Hyacinth is another story. Her CBC showed an elevated white blood cell count and significant thrombocytopenia. Thrombocytes are responsible for helping blood clot, and Hyacinth’s count was low enough I was concerned. I examined her inch by inch, looking for signs of bleeding. Her gums were pink. No bruising visible anywhere. No blood in her stool or urine. No nosebleeds. Her lungs sounded fine. I sent her home on doxycycline and pain medication with instructions to keep her quiet and a plan to recheck in three days.

But the next morning Hyacinth was worse. She was dizzy, weak, uncoordinated, and depressed. “I think you should take her off to a specialty facility where they can run more tests, hospitalize her, even give a blood transfusion if needed,” I told her owner. I called Cape Cod Veterinary Specialists to refer Hyacinth. “I’m worried I’m missing something,” I told the ER doc. “I’ve seen a lot of anaplasmosis cases, but they’re usually not this sick.” The ER doc interrupted me to say that this spring they had already seen multiple cases of anaplasmosis that were so severe the dogs required several days of hospitalization.

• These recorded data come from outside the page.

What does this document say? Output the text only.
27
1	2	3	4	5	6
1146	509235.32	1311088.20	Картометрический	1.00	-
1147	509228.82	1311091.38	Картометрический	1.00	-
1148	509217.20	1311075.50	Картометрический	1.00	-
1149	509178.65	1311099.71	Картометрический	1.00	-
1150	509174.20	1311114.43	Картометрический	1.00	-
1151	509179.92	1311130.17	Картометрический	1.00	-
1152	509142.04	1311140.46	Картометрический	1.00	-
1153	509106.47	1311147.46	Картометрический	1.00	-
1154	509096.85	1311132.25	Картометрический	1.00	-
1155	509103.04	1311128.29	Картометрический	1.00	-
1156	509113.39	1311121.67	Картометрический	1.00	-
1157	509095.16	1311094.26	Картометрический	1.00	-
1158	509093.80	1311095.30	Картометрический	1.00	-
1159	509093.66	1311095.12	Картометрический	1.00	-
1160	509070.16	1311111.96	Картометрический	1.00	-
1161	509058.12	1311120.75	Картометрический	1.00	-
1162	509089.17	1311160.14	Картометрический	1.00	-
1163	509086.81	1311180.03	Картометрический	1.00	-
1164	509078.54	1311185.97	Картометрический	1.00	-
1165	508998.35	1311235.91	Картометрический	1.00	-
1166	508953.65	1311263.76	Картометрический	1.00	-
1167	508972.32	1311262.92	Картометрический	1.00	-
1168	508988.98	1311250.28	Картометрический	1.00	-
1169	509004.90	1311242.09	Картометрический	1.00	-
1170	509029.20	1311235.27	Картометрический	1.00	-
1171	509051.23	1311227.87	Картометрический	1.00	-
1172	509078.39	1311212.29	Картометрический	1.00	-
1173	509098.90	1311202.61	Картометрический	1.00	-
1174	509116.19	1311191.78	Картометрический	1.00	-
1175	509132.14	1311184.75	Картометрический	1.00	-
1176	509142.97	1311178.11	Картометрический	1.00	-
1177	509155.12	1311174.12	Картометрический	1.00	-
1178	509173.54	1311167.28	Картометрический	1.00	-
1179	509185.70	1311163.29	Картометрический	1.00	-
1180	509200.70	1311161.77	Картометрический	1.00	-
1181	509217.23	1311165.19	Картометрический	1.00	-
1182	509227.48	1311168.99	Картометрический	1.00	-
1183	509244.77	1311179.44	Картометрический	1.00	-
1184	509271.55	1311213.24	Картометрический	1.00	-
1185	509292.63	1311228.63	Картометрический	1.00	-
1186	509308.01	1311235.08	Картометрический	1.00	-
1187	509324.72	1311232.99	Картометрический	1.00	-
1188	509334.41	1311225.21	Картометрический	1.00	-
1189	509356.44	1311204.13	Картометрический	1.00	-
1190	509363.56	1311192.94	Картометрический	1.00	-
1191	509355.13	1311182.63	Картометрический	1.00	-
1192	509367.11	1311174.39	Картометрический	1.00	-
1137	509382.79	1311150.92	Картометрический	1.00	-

They admitted Hyacinth for in-patient treatment, including intravenous antibiotics, and additional testing, but later transferred her to yet another facility to be evaluated by a neurologist. As of Friday, she seemed to be improving a bit. They found a blood clot in her heart, and we do not have a definitive diagnosis, but anaplasmosis is still on the differential, as is another tick-borne disease we see here, Rocky Mountain Spotted Fever. Welcome to Martha’s Vineyard. Please, use a good flea and tick product on your pets. Check them over carefully by hand for ticks. Every day. Call your veterinarian at the first sign of any illness. And keep your fingers crossed for Hyacinth.